Ruby was carrying seventeen puppies, and here are the big mistakes I made:
1) She had too much calcium. I was feeding her chicken backs because they are cheap. That’s fine for all dogs except pregnant bitches. She should have been switched to a much more muscle-heavy raw diet in order to support her uterine contractions. Because she had too much calcium in her diet, her parathyroid had trouble liberating calcium from her bones, which led to an extremely prolonged labor. I was trying to follow “the rules” and didn’t want her to go more than three hours between puppies, leading to my second major error:
2) I managed the labor with oxytocin. I did it in a way that I thought was savvy, using tiny injections of 1/10 cc every hour or so to keep her contractions going, but I now know that it’s almost impossible to safely get multiple puppies born with oxytocin. The stronger contractions that even TINY bits of oxytocin create cause the puppies’ placentas to separate before the puppies get up to the birth canal, and they suffocate before they’re born. The first nine puppies were born live over a period of 22 hours, and then she stalled out. I started pushing the oxytocin at that point. I lost five puppies of the remaining seven, who were born over the next 18 hours, and I had no idea why. I figured they’d just been in the uterus too long, or were too small. I found out how completely wrong I was when she had the seventeenth puppy – THE NEXT DAY. A full 48 hours after the first puppy had been born. Alive and wiggling and just fine. I am absolutely sure that I took away whatever (good or slim) chance those last puppies had by insisting that she contract and have puppies on a certain schedule.

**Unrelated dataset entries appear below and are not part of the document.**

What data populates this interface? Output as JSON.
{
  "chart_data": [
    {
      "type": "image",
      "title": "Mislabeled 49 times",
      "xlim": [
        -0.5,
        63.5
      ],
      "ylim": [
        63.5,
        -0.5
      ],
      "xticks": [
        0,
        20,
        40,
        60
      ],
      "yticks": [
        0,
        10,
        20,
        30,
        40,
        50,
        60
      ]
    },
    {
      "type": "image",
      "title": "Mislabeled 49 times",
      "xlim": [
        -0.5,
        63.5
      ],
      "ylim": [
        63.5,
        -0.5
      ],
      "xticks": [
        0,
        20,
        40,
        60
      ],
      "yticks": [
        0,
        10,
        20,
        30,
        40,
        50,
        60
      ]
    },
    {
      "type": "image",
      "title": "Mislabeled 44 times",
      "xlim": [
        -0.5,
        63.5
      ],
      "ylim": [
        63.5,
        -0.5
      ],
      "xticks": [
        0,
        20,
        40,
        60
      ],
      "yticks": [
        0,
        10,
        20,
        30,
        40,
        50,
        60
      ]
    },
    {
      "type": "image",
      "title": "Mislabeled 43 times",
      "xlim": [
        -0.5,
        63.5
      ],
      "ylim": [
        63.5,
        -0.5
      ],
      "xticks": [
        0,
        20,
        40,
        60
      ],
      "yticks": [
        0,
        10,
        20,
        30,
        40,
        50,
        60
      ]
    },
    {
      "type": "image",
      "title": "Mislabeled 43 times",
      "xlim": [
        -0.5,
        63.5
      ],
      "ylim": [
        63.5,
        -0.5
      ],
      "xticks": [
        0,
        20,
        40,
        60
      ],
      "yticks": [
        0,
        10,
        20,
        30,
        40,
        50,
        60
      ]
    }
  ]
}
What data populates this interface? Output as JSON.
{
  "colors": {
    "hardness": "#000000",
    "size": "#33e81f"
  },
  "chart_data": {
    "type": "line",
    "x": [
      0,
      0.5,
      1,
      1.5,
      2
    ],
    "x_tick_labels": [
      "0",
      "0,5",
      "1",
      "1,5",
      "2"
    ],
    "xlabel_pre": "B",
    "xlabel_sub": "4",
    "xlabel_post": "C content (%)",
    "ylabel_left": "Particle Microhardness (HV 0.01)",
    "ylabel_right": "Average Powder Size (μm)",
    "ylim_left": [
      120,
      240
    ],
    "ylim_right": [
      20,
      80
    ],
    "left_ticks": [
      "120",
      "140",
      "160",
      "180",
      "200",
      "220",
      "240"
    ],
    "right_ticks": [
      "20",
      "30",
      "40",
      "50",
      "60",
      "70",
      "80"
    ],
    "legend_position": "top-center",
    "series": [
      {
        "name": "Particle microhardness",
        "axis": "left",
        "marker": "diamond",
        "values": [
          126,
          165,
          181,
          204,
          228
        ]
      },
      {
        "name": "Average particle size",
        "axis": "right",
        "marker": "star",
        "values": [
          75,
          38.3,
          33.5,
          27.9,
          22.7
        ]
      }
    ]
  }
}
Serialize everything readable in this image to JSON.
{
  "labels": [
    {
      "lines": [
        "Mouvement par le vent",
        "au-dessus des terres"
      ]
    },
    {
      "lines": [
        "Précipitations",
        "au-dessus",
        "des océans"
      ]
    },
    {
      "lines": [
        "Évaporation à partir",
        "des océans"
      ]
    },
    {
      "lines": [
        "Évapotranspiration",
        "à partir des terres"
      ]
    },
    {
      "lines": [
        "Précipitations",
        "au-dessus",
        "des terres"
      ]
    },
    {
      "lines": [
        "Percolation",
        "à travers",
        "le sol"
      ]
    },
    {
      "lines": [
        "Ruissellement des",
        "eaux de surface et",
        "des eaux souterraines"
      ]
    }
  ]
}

That experience completely changed how I think about labor. It prompted me to do a boatload of research into the role of hormones and calcium in canine labors and there were lots of moments when I had to go pound my head against a table when I realized what I had done wrong. At this point I won’t use oxytocin AT ALL, except as a cleanout shot or to help deliver a deceased puppy who is already at the birth canal but not coming out, IF that is for sure the last puppy. If I can’t keep the labor going with calcium (Cal-Sorb or the new Oral Cal Plus), she gets a c-section. No questions asked. I never want to end up with a mom who is as exhausted as poor Ruby was, a breeder who is as frantic and panicky as I was, or puppies losing their lives because I was trying to be so “smart” about managing the labor.
By the way, the babies that you see up there were quite small for Dane puppies, averaging 12-14 oz when a smaller litter typically ranges from 22-30 ounces, but they did beautifully. I weighed them around the clock for two full weeks and they stayed small for my other litters at those ages but they gained very well. Once they were on solid food at 2.5 weeks they just took off – at 8 weeks they were 18-25 lb, exactly where I’d expect a normal Dane puppy to be.
Here’s a little taste of them at about six weeks:
Oh, and by the way, no, they’re not supposed to be so many colors. You can see black, fawn, blue, and the guy up in the corner is a blue fawn (fawn with a blue mask and overlay instead of a black mask and overlay). We knew the dad could produce fawn but the mom’s last fawn relative was six generations back. So we figured we’d get all blue and black puppies, which is what we wanted. Instead we got this amazing rainbow, which makes me a bad breeder but I did LOVE them. Sigh. They were an awfully pretty bunch.